Introduction
This database website containing a pan-cancer single-cell atlas comprising 369 primary and 302 metastatic tumors across 18 cancer types and diverse metastatic anatomical sites.
Data collection and processing
our database...
Usage
Browse with a cancer type
If a certain type of cancer is of interest to the user, the user can click on the relevant cards on either side of the homepage to navigate to the page where the related data is displayed.
On the Gene Expression page, users can select different Lineages and different annotation methods to view different UMAP diagrams.
Top differentially expressed genes across subcell types comparing primary and metastatic tumors will displayed below the UMAP diagram.
Users can also view the overall summary of information on the CNV & GISTIC page and click on the text below to view detailed data. On the detailed information page, you can select the desired cancer type from the "Cancer Type" section at the top to view the information. Afterward, you can click "back" to return to the previous page or directly click the navigation bar to jump to the corresponding page.
Methods
Single cell RNA-seq data collection
Publicly available single-cell RNA-seq datasets relevant to tumor metastasis were systematically collected. Datasets were identified through keyword-based searches using terms such as “scRNA” and “metastasis”, and were further curated manually by reviewing relevant publications to ensure inclusion of high-quality and biologically relevant data. Data inclusion and exclusion criteria were applied at both the dataset and sample levels. Specifically, datasets derived from sorted samples or fluid samples (e.g., ascites) were excluded. Raw count files for the remaining eligible samples were downloaded, and individual samples were split and processed into AnnData (h5ad) format for downstream analysis.

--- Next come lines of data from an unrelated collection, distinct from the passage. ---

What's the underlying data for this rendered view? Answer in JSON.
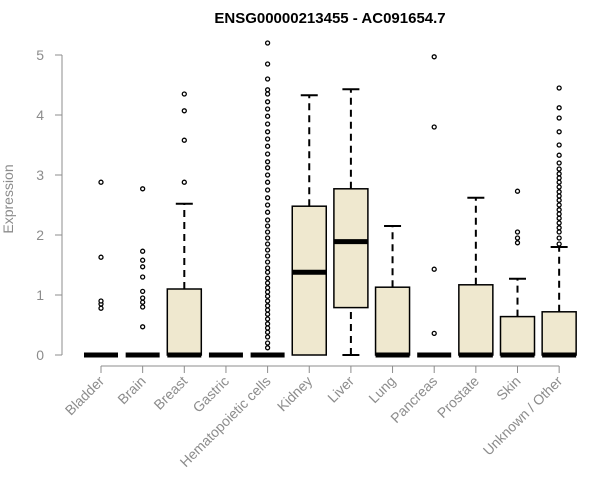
{
  "chart_data": {
    "type": "box",
    "title": "ENSG00000213455 - AC091654.7",
    "ylabel": "Expression",
    "xlabel": "",
    "ylim": [
      0,
      5.2
    ],
    "yticks": [
      0,
      1,
      2,
      3,
      4,
      5
    ],
    "box_fill": "#efe8cf",
    "box_stroke": "#000000",
    "axis_color": "#8c8c8c",
    "categories": [
      "Bladder",
      "Brain",
      "Breast",
      "Gastric",
      "Hematopoietic cells",
      "Kidney",
      "Liver",
      "Lung",
      "Pancreas",
      "Prostate",
      "Skin",
      "Unknown / Other"
    ],
    "boxes": [
      {
        "q1": 0,
        "median": 0,
        "q3": 0,
        "whisker_low": 0,
        "whisker_high": 0,
        "outliers": [
          0.78,
          0.85,
          0.9,
          1.63,
          2.88
        ]
      },
      {
        "q1": 0,
        "median": 0,
        "q3": 0,
        "whisker_low": 0,
        "whisker_high": 0,
        "outliers": [
          0.47,
          0.8,
          0.88,
          0.95,
          1.06,
          1.3,
          1.47,
          1.58,
          1.73,
          2.77
        ]
      },
      {
        "q1": 0,
        "median": 0,
        "q3": 1.1,
        "whisker_low": 0,
        "whisker_high": 2.52,
        "outliers": [
          2.88,
          3.58,
          4.07,
          4.35
        ]
      },
      {
        "q1": 0,
        "median": 0,
        "q3": 0,
        "whisker_low": 0,
        "whisker_high": 0,
        "outliers": []
      },
      {
        "q1": 0,
        "median": 0,
        "q3": 0,
        "whisker_low": 0,
        "whisker_high": 0,
        "outliers": [
          0.12,
          0.2,
          0.3,
          0.38,
          0.45,
          0.52,
          0.6,
          0.68,
          0.75,
          0.82,
          0.9,
          0.98,
          1.05,
          1.12,
          1.2,
          1.28,
          1.38,
          1.45,
          1.55,
          1.65,
          1.75,
          1.85,
          1.95,
          2.05,
          2.15,
          2.25,
          2.38,
          2.5,
          2.62,
          2.75,
          2.88,
          3.0,
          3.12,
          3.22,
          3.35,
          3.48,
          3.6,
          3.72,
          3.85,
          3.98,
          4.1,
          4.22,
          4.35,
          4.42,
          4.6,
          4.85,
          5.2
        ]
      },
      {
        "q1": 0,
        "median": 1.38,
        "q3": 2.48,
        "whisker_low": 0,
        "whisker_high": 4.33,
        "outliers": []
      },
      {
        "q1": 0.79,
        "median": 1.89,
        "q3": 2.77,
        "whisker_low": 0,
        "whisker_high": 4.43,
        "outliers": []
      },
      {
        "q1": 0,
        "median": 0,
        "q3": 1.13,
        "whisker_low": 0,
        "whisker_high": 2.15,
        "outliers": []
      },
      {
        "q1": 0,
        "median": 0,
        "q3": 0,
        "whisker_low": 0,
        "whisker_high": 0,
        "outliers": [
          0.36,
          1.43,
          3.8,
          4.97
        ]
      },
      {
        "q1": 0,
        "median": 0,
        "q3": 1.17,
        "whisker_low": 0,
        "whisker_high": 2.62,
        "outliers": []
      },
      {
        "q1": 0,
        "median": 0,
        "q3": 0.64,
        "whisker_low": 0,
        "whisker_high": 1.27,
        "outliers": [
          1.87,
          1.95,
          2.05,
          2.73
        ]
      },
      {
        "q1": 0,
        "median": 0,
        "q3": 0.72,
        "whisker_low": 0,
        "whisker_high": 1.8,
        "outliers": [
          1.85,
          1.95,
          2.05,
          2.12,
          2.2,
          2.28,
          2.35,
          2.42,
          2.5,
          2.58,
          2.65,
          2.72,
          2.8,
          2.88,
          2.95,
          3.02,
          3.1,
          3.2,
          3.33,
          3.5,
          3.72,
          3.95,
          4.12,
          4.45
        ]
      }
    ]
  }
}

The detailed metadata were retrieved from the original studies.
Data procession
GISTIC
To identify recurrent somatic copy number alterations (SCNAs), GISTIC39 analysis was performed separately for each cancer type. Malignant cells were first selected as described above. Within each sample, malignant cells were aggregated into pseudobulk profiles according to their inferCNV cluster assignments. Gene-level CNV values from inferCNVpy were then used to define CNV segments based on CNV scores. These segment-level pseudobulk CNV profiles were used as input for GISTIC, and reference gene annotations were provided using the hg38 refgene matrix. GISTIC was run with the following parameters: -genegistic 1 (gene-level analysis), -ta 0.01, -td 0.01, -js 5, -broad 1 (include arm-level events), -conf 0.9 (confidence level), and -savegene 1 (save gene-level results), enabling detection of both arm-level and focal CNV events. Arm-level frequencies were compared across cohorts using the broad_significance_results.txt output. For focal amplifications, q-values and G-score from the scores.gistic output were used.
Ecotypes
To characterize ecotypes across primary and metastatic samples, we first calculated the fractions of all annotated cell types within each sample. Then yielding a relative cellular abundance matrix that accounts for differences in overall cell-type composition. Hierarchical clustering was subsequently performed on the scaled matrix using Euclidean distance and Ward’s linkage method he dendrogram was cut into four clusters (k = 4) using the fcluster function from the scipy package, and cluster assignments were visualized using a heatmap with column color bars indicating ecotype membership. This approach allowed the identification of ecotypes defined by coherent patterns of co-occurring cell populations across the tumor microenvironment.